TAIHAPE – INLAND PATEA
The Inland Patea Road follows the route of an old Maori track from the Heretaunga Plains to Patea, a huge tract of high land stretching westward across the Hawkes Bay ranges to the gorges of the Wanganui River and from a line running roughly on the base of Mount Ruapehu to the south of the present town of Taihape. In early European times this became known as the Inland Patea to avoid confusion with the town of Patea in Taranaki.
According to Maori legend, Patea came by its name long before the coming of the European. Patea was a Maori living with his woman and kinsfolk at Waimarama, south-east of Hastings. It is told that Patea went on a hunting expedition and was away for a long time. He returned with a poor bag. To find that his woman had filled the store house herself. She soon used her scolding tongue with incessant nagging, to let Patea know how bad a hunter he was, but this time he went too far. Patea took her for a walk and somehow she fell over a cliff to her death. Rather than face her relatives. Patea fled into the wild lonely country west of the ranges where he remained for the rest of his life.
This route was famously traversed by missionary William Colenso in 1845 when Taihape was merely a bush clearing called O Taihape, the Place of the Hunchback, and he took the word around the central North Island.
From the 1860’s until 1908 when the Main Trunk Railway was opened, the Inland Patea looked upon Napier as its town and port, with at first, pack horses and then wagon trains hauling supplies and produce over the ranges. Wool was the main commodity and by the 1870’s, when the huge sheep runs of the inland became fully stocked with immense flocks of Merino sheep, transport was an enormous undertaking.

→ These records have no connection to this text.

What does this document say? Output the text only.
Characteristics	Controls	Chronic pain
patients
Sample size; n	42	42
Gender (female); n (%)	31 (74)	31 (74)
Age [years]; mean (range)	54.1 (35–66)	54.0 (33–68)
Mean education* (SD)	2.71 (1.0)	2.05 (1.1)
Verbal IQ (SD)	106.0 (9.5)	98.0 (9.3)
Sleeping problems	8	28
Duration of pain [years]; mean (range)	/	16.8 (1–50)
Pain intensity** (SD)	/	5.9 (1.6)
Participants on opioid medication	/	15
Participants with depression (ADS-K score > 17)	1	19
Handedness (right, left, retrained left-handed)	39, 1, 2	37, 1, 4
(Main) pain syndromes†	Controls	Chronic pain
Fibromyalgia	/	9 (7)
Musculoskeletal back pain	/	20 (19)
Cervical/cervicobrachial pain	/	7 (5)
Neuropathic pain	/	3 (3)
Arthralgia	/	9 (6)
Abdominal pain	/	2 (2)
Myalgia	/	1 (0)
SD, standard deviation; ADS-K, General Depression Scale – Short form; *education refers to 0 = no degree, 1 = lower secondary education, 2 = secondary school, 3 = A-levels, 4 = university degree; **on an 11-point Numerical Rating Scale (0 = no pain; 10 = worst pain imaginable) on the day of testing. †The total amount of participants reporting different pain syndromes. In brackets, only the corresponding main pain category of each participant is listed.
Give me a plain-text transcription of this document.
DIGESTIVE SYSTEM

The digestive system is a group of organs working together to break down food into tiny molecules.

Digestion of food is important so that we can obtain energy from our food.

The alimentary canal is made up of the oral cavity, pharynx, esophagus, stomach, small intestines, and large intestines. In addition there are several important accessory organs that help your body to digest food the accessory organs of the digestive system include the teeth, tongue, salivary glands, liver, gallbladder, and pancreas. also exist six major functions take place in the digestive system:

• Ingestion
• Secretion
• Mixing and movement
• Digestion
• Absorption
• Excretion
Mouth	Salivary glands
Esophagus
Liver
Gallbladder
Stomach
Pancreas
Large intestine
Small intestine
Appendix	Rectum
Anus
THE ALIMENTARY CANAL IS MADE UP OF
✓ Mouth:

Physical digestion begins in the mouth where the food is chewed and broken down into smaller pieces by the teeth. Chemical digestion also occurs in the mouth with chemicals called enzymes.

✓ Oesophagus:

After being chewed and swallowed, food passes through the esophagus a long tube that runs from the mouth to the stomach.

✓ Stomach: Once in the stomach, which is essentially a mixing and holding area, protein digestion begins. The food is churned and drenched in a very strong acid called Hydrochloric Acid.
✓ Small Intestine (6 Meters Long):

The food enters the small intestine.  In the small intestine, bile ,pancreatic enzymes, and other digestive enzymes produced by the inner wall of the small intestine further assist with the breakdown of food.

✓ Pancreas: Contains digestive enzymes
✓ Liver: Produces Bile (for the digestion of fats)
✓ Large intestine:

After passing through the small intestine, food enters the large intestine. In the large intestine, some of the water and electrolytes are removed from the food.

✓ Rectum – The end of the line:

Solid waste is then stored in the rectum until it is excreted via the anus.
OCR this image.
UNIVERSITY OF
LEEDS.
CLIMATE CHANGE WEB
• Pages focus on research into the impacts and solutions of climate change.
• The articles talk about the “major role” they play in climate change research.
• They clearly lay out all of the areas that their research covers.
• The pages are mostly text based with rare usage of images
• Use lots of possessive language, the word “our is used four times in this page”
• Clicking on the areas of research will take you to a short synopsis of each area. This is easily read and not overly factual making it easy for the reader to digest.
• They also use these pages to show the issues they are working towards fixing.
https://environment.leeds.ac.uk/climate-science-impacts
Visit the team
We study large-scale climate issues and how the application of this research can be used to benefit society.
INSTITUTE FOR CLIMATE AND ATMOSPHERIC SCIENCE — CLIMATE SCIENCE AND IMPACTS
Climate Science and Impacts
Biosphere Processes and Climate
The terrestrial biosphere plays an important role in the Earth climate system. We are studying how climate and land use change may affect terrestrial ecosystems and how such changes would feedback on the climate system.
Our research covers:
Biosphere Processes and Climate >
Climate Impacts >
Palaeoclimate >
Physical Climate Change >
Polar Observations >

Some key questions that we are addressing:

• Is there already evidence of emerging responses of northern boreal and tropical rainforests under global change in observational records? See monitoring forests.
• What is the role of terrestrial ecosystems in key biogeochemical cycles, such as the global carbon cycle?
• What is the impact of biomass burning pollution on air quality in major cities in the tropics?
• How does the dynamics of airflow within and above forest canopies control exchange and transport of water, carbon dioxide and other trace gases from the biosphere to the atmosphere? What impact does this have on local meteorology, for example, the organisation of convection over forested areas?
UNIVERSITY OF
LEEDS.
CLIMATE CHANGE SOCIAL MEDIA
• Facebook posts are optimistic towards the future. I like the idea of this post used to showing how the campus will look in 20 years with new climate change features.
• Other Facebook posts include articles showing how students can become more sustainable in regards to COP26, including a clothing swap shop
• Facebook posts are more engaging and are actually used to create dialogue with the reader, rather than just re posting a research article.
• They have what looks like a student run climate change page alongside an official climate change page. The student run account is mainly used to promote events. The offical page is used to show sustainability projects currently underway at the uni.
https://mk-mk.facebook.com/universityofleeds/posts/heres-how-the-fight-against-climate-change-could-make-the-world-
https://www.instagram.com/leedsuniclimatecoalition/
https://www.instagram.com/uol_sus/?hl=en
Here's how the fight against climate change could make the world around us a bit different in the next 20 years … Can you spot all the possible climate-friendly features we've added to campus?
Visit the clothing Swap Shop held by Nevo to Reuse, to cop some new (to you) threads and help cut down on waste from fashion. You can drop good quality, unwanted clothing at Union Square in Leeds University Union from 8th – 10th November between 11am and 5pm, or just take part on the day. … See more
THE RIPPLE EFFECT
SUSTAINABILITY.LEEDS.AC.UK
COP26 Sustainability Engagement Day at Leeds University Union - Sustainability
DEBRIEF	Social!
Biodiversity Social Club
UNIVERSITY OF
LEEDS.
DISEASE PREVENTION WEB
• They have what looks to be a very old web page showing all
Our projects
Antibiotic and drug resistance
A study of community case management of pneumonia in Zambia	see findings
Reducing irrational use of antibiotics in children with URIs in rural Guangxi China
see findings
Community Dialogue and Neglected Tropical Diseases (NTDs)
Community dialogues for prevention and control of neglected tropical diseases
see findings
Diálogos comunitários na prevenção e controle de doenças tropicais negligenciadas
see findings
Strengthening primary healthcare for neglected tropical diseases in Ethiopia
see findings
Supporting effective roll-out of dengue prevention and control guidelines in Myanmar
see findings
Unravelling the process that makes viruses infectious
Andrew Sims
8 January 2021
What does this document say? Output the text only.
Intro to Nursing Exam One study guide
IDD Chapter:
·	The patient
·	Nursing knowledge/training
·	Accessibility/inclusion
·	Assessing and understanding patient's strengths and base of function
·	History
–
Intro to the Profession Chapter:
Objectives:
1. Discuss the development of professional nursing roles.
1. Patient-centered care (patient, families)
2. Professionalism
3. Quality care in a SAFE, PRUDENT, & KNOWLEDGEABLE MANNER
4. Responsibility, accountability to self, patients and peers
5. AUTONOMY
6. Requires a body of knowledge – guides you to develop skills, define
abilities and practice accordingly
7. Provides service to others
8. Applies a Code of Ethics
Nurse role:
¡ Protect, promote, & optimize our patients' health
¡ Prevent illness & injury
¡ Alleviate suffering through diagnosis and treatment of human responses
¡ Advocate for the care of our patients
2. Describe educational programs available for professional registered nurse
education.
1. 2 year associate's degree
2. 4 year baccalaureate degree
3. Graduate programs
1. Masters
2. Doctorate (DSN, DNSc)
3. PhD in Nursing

To offer some idea the Birch brothers moved from Waimarama in 1867 to take up a 20-year lease on Erewhon Station which covered 48,563 hectares and the first sheep arrived and the farm carried 75,000 to 80,000 sheep. Once these sheep had been shorn, the wool was carried to Napier on strings of packhorses, hundreds strong with one man in charge of each team of ten. It took a staggering 10 days to make the journey.
Mules as well as horses were used with one animal in five carrying fodder for the team and supplies for the packmen. Each pack animal carried 91kg and riding ahead of the train was a hunter with his dogs who would try to shoot a wild pig or turkey to offer some food variety. Being a packman was a dangerous job and if, as occasionally happened, a beast missed its step negotiating the narrow rocky track over the precipitous Gentle Annie, it bounced to its end in the Ngaruroro Gorge at least a hundred meters below. All the packmen could do was to hurry the rest of his team along before they panicked and plunged over the edge.
It wasn’t until 1919 motor vehicles took over. It is, by reputation, a challenging route and what a nightmare journey it must have been in the old days when it was plagued by mud, frequent landslips and heavy winter snowfalls. Even in 1980 the AA itinerary cautioned, “Meeting another vehicle may involve backing up for as much as 1km to find a passing place.” Then it took 3 hours to make the trip and 30kms of gravel.
But the reality is very different today. The road is now safe for two-wheel-drive vehicles, he surprises me by saying that Taihape people regularly take their children over to Hawkes Bay boarding schools and think nothing of driving to the Rangitikei River for picnics. There is now only approximately 10kms left unsealed.